The meta-analysis included 14 randomised controlled trials. One trial had two intervention groups and thus 15 intervention groups were analysed. In total, this meta-analysis was based on 732 persons treated with folic acid (either alone or in combination with vitamin B6, vitamin B12, or both) or placebo for a median duration of 8 weeks and with a median study size of 34 participants. Most study participants were middle-aged males (median age 55.8 years, 86% males). The median folic acid dose was 5000 µg/d (range: 400–10,000 µg/d). The primary outcome was the net change in flow-mediated dilatation (FMD) induced by the supplementation with folic acid (either alone or in combination with vitamin B6, vitamin B12, or both). Supplementation with folic acid significantly improved FMD when all studies were considered together. Study design, mean age of the study population, study duration, or addition of vitamin B6 or vitamin B12 had no effect on the estimated change in FMD following folic acid supplementation, whereas the dose of folic acid used was an independent predictor of the outcome. Trials using lower doses of folic acid (400 - 800 µg/d, 4 intervention
groups) did not show a significant beneficial effect of folic acid intake on FMD, whereas the studies using doses ≥5000 µg/d (11 intervention groups) did (de Bree et al., 2007).
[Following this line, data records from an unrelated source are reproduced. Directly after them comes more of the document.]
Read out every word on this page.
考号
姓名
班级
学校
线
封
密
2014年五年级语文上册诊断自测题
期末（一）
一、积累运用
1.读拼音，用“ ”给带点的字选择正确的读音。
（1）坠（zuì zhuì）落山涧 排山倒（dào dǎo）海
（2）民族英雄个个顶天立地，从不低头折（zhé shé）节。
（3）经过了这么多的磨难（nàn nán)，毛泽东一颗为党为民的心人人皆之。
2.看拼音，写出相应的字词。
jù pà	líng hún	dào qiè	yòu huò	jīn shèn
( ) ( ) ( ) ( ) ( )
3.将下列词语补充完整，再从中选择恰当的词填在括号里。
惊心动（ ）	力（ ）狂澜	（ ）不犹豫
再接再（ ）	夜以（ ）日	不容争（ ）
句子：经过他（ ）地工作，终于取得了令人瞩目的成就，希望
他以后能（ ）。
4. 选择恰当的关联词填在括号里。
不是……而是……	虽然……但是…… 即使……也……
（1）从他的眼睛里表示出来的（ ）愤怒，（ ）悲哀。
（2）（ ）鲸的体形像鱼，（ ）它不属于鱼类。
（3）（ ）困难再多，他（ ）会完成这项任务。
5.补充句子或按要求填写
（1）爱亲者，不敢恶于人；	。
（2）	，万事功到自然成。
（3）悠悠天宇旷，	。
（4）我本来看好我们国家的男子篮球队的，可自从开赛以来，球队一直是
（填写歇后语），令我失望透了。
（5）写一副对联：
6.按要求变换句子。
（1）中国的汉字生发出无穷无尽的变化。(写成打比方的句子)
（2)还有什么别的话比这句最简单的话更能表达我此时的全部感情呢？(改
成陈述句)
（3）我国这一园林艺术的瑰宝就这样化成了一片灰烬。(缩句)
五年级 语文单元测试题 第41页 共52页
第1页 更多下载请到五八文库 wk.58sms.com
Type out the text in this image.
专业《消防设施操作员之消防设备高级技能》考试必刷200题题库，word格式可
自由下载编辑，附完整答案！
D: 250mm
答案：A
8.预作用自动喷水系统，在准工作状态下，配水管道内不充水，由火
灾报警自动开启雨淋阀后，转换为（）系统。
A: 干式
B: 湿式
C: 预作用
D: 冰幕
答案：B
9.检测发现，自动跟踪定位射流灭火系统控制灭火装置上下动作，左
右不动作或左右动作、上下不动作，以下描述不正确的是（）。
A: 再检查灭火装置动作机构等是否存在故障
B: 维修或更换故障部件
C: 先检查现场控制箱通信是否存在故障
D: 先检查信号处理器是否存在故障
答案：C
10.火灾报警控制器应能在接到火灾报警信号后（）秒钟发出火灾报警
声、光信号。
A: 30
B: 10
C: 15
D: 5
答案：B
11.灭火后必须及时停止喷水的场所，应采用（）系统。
The Panel notes that an effect of folic acid on endothelial function was only observed at doses that are 5 to 10 fold the Tolerable Upper Intake Level of folic acid for adults and 12.5 to 25 times the proposed conditions of use. The Panel considers that no scientific conclusions can be drawn from these studies for the substantiation the claimed effect at the proposed conditions of use.
The Panel concludes that a cause and effect relationship has not been established between the dietary intake of folate and normal function of blood vessels.
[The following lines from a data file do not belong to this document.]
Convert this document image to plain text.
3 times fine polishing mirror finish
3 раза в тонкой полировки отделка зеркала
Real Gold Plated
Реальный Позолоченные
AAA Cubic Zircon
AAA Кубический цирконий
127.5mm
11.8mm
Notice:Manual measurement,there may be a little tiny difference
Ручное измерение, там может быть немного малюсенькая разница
5. Warunki i możliwe ograniczenia stosowania oświadczenia
The Panel considers that in order to bear the claims a food should be at least a source of folate as per Annex to Regulation (EC) 1924/2006. Such amounts can be easily consumed as part of a balanced diet. The target population is the general population for the following claimed effects: blood formation (ID 79), homocysteine metabolism (ID 80), function of the immune system (ID 91), and cell division (ID 193). The target population is women planning to become pregnant and pregnant women for the following claimed effect: maternal tissue growth during pregnancy (ID 2882). Tolerable Upper Intake Levels (UL) have been established for folic acid for children and adults. The Tolerable Upper Intake Level for adults has been set at 1000 µg/d (SCF, 2000).